Tackling key client concerns
Date: 2008-10-30
Tags: Client communication
As you talk to clients this week, advisors need to be prepared to respond to five areas of concern:
1. "We're going into a deep recession"
Given the growing consensus on this subject, it's hard to argue that the economy is entering a rough patch.
BUT WE'VE BEEN HERE BEFORE.
Depending on how you measure them, we've gone through ten recessions since the Second World War and markets have emerged from each one to move to higher levels. And some of those recessions, such as the one in the early 80s, have been just as severe as anything currently forecast.
2. "Today's problems are overwhelming and insurmountable"
We most certainly are facing daunting challenges.
BUT WE'VE BEEN HERE BEFORE.
As one example, my October 14 post "What to say when you've said it all" refers to an article from December of 1990. In December of 1990, the markets were down 30% in six months and Citicorp had been cut in half, Canada and the U.S. were in recessions, real estate was off 25%, the U.S. was in a full blown banking crisis due to the savings and loan fiasco and Iraq had occupied Kuwait, with no clear indication of how the West would respond.
We're programmed to suppress painful memories of the past - as a consequence, on each occasion we hit a difficult period such as this one, it always feels much worse than what we've encountered before.

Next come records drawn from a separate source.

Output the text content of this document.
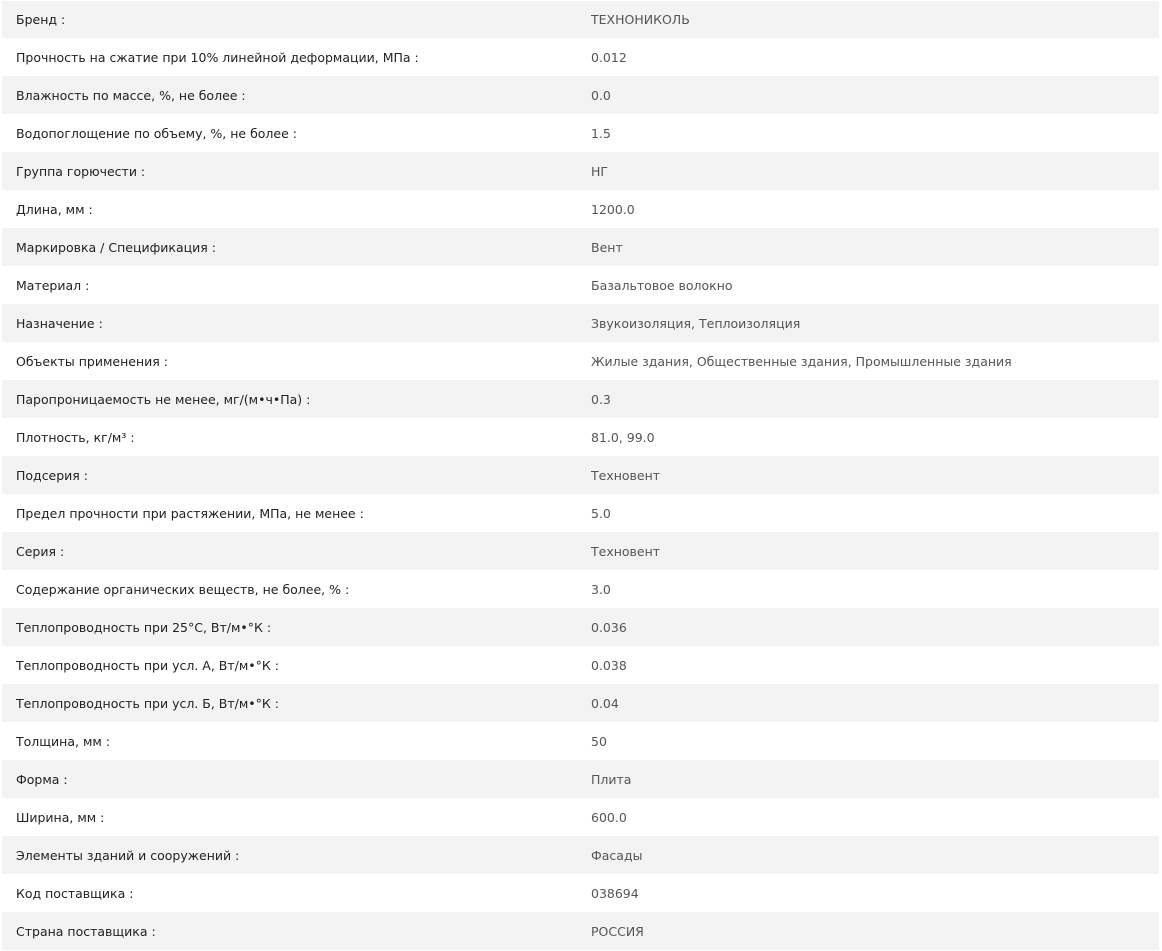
Бренд :	ТЕХНОНИКОЛЬ
Прочность на сжатие при 10% линейной деформации, МПа :	0.012
Влажность по массе, %, не более :	0.0
Водопоглощение по объему, %, не более :	1.5
Группа горючести :	НГ
Длина, мм :	1200.0
Маркировка / Спецификация :	Вент
Материал :	Базальтовое волокно
Назначение :	Звукоизоляция, Теплоизоляция
Объекты применения :	Жилые здания, Общественные здания, Промышленные здания
Паропроницаемость не менее, мг/(м•ч•Па) :	0.3
Плотность, кг/м³ :	81.0, 99.0
Подсерия :	Техновент
Предел прочности при растяжении, МПа, не менее :	5.0
Серия :	Техновент
Содержание органических веществ, не более, % :	3.0
Теплопроводность при 25°С, Вт/м•°К :	0.036
Теплопроводность при усл. А, Вт/м•°К :	0.038
Теплопроводность при усл. Б, Вт/м•°К :	0.04
Толщина, мм :	50
Форма :	Плита
Ширина, мм :	600.0
Элементы зданий и сооружений :	Фасады
Код поставщика :	038694
Страна поставщика :	РОССИЯ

3. "With all the bad economic news still to come, this is not the time to be in stocks"
While the past is no guarantee of the future, it's the best guide we have. It's important for clients to understand that the markets already reflect all the bad news we know about - and that on past experience, recession induced bear markets such as this one see stock prices start moving up well before the economy does.
This was one of the points Warren Buffett made in his New York Times piece and is also outlined in the market commentaries from Michael Nairne and Sandy McIntyre that were posted to the Client Commentaries section last week.
As for the market gurus who seem to dominate the media these days, the only way to counter their influence is with concrete facts and evidence. One example is work done by CXO Advisory Group in Massachusetts. They tracked "measurable forecasts" by 50 prominent market forecasters - their batting average was 48%. And for your clients who follow Jim Cramer? Big Jim came in at 46%.
For clients who still look to media personalities for guidance on the market, you may want to refer to them to an article from this past Monday's New York Times, describing the perverse incentives to make outlandish forecasts - if the forecasters are right, they get to dine on that forecast for years; if they're wrong, they shrug their shoulders and no one remembers.
BUSINESS | October 27, 2008
Forecasters Race to Call the Bottom to the Market
By MICHAEL M. GRYNBAUM
Just as financial analysts competed for attention on the way up, the pundit class seems compelled to out-gloom the next guy.
4. "We could go into a depression"
Several advisors have told me some clients are starting to ask about the risk of going into a depression along the lines of the 30's. It's essential that advisors help educate clients about what today's central bankers and political leaders learned from the terrible mistakes on fiscal, monetary and trade policy that turned what many economists believe should have been a normal recession into the most prolonged period of economic difficulty of the 20th century - and why the likelihood of this recurring is so remote as a result.
One useful perspective on how governments may work through today's situation appeared in Monday's post, from the current issue of Fortune Magazine:
Bernanke & Co. have plenty of options left - Oct. 13, 2008*
5. "I want to stick to safe investments"
At times like these when we're overwhelmed with pessimism and downbeat news, it's understandable that some clients (and some advisors!!!!) would find "safe" investment appealing.
Every decision clients make entails a mix of gain and pain. The difficulty these days is the timing of when the gain and pain occur. Stay on the sidelines and the gain in terms of peace of mind is immediate, the pain down the road. Participate in the markets, on the other hand and the pain of volatility and uncertainty is immediate and the gain down the road.
Given this reality, it's essential to keep clients focused on the fundamentals - and sometimes the old advice is the best advice.
Reminding clients of the return they need to achieve their long term goals, of the superior performance of well chosen stocks over time and of how attractively valued stocks appear compared to historical levels may be ground we've covered before - but just because we've had these conversations in the past doesn't mean we don't need to have them again.
The key to addressing tough questions is being prepared for them. When clients don't respond to your advice, dig deeper for the reason - and be ready to address the concerns that emerge.